David Kellogg, CEO of Mark Logic, recently published a very interesting post on the possible future of devices like the Kindle. He was responding to an article in the Economist that quoted naysayers and skeptics. It’s well worth a read.
Kellogg raised a tangential point in his post that resonated deeply with my own experiences and trends I’m seeing among colleagues and friends. He calls it “device psychology,” a premise posed in the following passage:
Consider this: I don’t like my laptop as a device; it’s slow and cumbersome. It takes forever to start. It always needs maintenance. And, most of all, it’s a work device. . . . I do not associate anything “fun” or “recreational” about my laptop.
Ergo, the dead last thing I want to do is take my laptop in bed or to the beach and read a book on it. I feel quite differently about my Kindle. It is a fun device. It is a recreational device. And while it’s a connected device, it’s not one on which I can either be tempted (e.g., into reading email) or interrupted (e.g., getting a phone call). Technical advantages, such as the important ability to read in broad daylight, aside, it’s a device that I’m happy to bring to bed or the beach.

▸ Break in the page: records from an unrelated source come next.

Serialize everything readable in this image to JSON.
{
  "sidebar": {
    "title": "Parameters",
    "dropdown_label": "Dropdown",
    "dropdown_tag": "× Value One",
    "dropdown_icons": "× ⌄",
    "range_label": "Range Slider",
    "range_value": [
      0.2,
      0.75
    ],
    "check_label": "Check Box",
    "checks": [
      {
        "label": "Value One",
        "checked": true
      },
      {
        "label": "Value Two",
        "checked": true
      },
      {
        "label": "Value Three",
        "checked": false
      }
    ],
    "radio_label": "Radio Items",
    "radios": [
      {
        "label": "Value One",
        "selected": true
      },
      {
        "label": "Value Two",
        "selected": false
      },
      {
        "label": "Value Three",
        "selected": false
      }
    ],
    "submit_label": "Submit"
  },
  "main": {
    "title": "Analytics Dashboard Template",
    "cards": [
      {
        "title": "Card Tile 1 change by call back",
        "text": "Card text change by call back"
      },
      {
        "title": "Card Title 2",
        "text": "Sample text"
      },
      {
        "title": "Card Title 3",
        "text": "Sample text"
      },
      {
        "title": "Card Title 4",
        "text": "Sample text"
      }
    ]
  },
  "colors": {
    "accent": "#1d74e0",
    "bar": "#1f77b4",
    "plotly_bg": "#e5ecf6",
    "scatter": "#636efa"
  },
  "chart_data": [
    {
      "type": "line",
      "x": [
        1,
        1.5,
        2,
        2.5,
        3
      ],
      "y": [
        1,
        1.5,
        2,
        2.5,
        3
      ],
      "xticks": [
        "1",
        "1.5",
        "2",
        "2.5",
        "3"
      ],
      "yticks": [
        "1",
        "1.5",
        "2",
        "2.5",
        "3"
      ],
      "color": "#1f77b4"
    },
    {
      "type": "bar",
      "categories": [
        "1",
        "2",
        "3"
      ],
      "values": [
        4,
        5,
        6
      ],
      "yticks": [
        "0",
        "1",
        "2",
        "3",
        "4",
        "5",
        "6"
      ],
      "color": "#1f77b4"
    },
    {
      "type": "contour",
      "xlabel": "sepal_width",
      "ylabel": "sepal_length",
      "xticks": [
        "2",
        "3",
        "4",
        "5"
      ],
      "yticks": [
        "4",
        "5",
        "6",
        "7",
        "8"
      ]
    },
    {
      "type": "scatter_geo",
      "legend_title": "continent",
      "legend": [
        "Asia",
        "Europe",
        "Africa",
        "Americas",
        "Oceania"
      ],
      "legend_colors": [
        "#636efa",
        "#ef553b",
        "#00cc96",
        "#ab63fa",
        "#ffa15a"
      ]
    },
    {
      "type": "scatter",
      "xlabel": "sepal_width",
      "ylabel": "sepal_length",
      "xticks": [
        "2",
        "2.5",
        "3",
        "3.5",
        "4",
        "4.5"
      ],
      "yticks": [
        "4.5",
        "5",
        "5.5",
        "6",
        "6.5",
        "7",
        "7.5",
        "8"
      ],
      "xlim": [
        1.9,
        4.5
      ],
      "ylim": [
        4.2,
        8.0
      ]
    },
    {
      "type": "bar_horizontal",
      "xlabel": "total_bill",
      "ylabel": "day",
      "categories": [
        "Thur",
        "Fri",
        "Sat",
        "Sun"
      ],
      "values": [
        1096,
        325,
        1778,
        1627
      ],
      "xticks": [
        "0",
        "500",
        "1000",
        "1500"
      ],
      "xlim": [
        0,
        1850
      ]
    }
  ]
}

Kellogg is exactly right about what causes users to switch devices. I’ve recently been staging mock races between my laptop and my iPhone. Guess what? For email, the iPhone wins, hands down. I’ll bet Blackberry owners have known this for years. Desktop and laptop systems are slow to boot, exposed to viruses, always updating their software, and less and less integral to what I need and want to do. If you’re in front of them, you’re working. And they’re constantly interrupting you with reminders, emails, and other notifications.
Instead, a small set of niche devices is taking over or carving out new purposes for connected computing. And part of the reason they’re winning is the psychology of users, who in the midst of a media storm, seek control. A device has inherent boundaries.
And managing device boundaries is now a way to manage time.